Naturally, the film is concerned with death and what the ending of our own particular lives means to us and those around us. Many of the characters, in one way or another, are forced to reckon with their own mortality. “We die and we decay,” Pretty says through her tears to Brown in one scene, “we don’t live on.” “I’m not sure I agree,” Brown responds in his quiet way. “From the first human handprint on a cave wall, we’re part of something continuous. So, we don’t really die.”

As Brown’s response suggests, one of the more compelling features of this story is not only what it has to say about the past, but what it implies about our future as well. This tension plays out on the screen, coming to life even in the way scenes are edited. At many points we see a particular visual moment, but dialogue and sounds bleed into it from other moments – we wonder briefly whether we are hearing a conversation taking place in the past, or one yet to unfold. Sometimes this remains unresolved. The words and images are perhaps artefacts from the past, or artefacts still to be born. The Dig, in both obvious and hidden ways then, recalls for me a great truth: all is woven together with a thread we cannot comprehend, yet sometimes catch brief glimpses of.

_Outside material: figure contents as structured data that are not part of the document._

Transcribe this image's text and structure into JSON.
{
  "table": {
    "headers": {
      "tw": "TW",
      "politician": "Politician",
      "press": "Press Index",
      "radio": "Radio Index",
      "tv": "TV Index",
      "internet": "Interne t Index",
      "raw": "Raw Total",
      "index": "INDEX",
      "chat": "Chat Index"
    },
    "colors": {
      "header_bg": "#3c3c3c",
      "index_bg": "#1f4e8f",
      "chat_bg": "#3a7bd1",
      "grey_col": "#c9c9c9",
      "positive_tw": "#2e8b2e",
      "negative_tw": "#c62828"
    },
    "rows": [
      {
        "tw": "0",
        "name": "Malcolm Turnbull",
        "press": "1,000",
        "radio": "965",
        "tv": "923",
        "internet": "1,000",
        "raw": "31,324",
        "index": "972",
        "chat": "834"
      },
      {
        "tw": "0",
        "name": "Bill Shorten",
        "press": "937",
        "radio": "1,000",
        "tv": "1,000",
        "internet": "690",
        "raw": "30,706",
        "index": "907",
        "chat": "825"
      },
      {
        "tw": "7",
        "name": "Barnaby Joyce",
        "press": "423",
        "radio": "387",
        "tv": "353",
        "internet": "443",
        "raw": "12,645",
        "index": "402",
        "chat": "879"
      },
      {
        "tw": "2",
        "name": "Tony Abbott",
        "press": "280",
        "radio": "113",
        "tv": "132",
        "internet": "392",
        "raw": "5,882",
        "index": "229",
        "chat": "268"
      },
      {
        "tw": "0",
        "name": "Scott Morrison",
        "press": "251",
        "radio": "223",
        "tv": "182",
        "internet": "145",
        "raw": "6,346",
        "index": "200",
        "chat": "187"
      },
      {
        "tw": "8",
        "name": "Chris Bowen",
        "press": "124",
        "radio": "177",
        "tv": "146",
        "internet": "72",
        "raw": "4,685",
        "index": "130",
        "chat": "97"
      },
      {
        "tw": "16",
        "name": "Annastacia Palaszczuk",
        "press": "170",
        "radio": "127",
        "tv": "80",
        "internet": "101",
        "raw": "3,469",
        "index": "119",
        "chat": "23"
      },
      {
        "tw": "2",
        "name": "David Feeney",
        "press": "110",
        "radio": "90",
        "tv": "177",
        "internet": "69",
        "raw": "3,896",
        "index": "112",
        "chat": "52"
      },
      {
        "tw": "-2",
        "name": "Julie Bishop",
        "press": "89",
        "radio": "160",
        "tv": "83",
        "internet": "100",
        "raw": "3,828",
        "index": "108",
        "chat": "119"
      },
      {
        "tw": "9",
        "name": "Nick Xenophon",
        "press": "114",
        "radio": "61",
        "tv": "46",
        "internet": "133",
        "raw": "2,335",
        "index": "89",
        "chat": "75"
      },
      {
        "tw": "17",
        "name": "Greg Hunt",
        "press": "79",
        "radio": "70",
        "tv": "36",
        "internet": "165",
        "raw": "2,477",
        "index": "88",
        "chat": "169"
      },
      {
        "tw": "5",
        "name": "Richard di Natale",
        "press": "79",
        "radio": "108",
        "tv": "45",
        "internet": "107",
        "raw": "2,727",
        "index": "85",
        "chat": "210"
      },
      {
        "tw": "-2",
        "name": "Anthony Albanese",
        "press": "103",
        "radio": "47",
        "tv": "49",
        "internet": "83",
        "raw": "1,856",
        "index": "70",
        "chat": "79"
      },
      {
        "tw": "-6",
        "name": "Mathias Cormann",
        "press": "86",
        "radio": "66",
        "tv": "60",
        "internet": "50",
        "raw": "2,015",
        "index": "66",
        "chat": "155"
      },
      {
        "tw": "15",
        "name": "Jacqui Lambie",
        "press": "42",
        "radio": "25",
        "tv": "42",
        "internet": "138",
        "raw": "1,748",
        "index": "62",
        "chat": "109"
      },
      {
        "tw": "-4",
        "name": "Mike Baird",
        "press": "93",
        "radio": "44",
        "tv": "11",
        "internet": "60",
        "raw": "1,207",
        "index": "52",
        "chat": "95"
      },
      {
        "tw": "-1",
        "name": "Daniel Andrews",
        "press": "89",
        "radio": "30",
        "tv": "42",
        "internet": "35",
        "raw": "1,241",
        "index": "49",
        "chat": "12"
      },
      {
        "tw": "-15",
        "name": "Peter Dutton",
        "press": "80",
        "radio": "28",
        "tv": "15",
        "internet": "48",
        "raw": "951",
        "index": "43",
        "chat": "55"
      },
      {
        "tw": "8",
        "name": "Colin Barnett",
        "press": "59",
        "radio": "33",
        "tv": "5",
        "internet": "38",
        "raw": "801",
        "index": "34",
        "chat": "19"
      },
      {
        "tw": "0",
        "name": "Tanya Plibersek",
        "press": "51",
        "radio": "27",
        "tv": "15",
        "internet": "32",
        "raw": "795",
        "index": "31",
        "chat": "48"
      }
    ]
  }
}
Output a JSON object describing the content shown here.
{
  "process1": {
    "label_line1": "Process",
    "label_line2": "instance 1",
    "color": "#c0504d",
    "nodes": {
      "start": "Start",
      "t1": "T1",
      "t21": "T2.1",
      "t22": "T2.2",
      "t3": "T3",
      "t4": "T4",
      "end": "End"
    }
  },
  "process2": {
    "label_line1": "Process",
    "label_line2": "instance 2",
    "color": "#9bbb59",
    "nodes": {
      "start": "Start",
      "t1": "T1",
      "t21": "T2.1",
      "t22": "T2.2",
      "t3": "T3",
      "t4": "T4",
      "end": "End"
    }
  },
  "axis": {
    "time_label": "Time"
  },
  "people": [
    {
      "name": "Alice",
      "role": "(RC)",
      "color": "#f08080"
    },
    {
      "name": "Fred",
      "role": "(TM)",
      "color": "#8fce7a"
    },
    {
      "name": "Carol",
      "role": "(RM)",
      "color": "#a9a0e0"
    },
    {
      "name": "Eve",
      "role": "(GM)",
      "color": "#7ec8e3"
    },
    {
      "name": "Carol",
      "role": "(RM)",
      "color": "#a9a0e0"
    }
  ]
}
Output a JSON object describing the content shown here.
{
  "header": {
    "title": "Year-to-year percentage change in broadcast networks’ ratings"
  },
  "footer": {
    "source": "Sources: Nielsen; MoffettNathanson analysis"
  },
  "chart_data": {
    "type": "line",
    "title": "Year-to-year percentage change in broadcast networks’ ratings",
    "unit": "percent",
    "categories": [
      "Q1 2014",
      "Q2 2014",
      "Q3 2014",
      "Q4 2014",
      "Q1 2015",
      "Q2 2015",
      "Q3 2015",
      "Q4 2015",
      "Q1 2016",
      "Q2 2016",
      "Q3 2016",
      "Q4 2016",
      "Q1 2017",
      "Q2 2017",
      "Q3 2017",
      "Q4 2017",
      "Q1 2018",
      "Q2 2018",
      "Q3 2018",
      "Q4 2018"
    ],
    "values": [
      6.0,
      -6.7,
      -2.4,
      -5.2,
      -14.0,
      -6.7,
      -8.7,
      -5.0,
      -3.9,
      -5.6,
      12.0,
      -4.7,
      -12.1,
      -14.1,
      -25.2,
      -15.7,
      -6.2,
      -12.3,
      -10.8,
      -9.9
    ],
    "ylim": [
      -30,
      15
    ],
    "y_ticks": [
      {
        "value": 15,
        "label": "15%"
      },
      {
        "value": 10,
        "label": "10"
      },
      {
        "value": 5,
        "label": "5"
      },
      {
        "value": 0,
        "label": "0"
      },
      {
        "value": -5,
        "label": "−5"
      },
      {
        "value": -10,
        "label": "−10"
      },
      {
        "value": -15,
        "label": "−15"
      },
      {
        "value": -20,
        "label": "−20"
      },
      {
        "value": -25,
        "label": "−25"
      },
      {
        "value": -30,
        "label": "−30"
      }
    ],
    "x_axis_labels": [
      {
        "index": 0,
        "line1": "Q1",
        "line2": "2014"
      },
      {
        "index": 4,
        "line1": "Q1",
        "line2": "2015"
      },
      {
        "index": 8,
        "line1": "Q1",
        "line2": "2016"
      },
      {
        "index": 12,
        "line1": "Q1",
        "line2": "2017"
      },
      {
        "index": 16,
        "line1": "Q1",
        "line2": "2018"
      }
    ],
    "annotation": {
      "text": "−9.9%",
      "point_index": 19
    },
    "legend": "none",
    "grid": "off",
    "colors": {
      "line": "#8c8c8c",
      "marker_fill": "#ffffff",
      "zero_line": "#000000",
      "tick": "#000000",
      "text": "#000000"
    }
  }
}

Watching the film reminded me of a day a few weeks ago, when I raced a late afternoon sun across Cambridge on my way to visit Castle Mound, hoping to catch the sun as it set in the west. As an American fascinated by anything older than two hundred years, I had heard much about this mound and its remarkable history. I wanted to watch the sun drop below the horizon from the hilltop, like so many others had done since the time of the Romans. As I began climbing the hill, still unsure of where the mound was precisely, I passed a break in the buildings lining the road – there, suddenly, up and away to my right, was the mound atop the hill. In that brief flash, a jolt of energy, a kind of ancient presence filled with the memory of countless people long forgotten, ran through me with a thrill.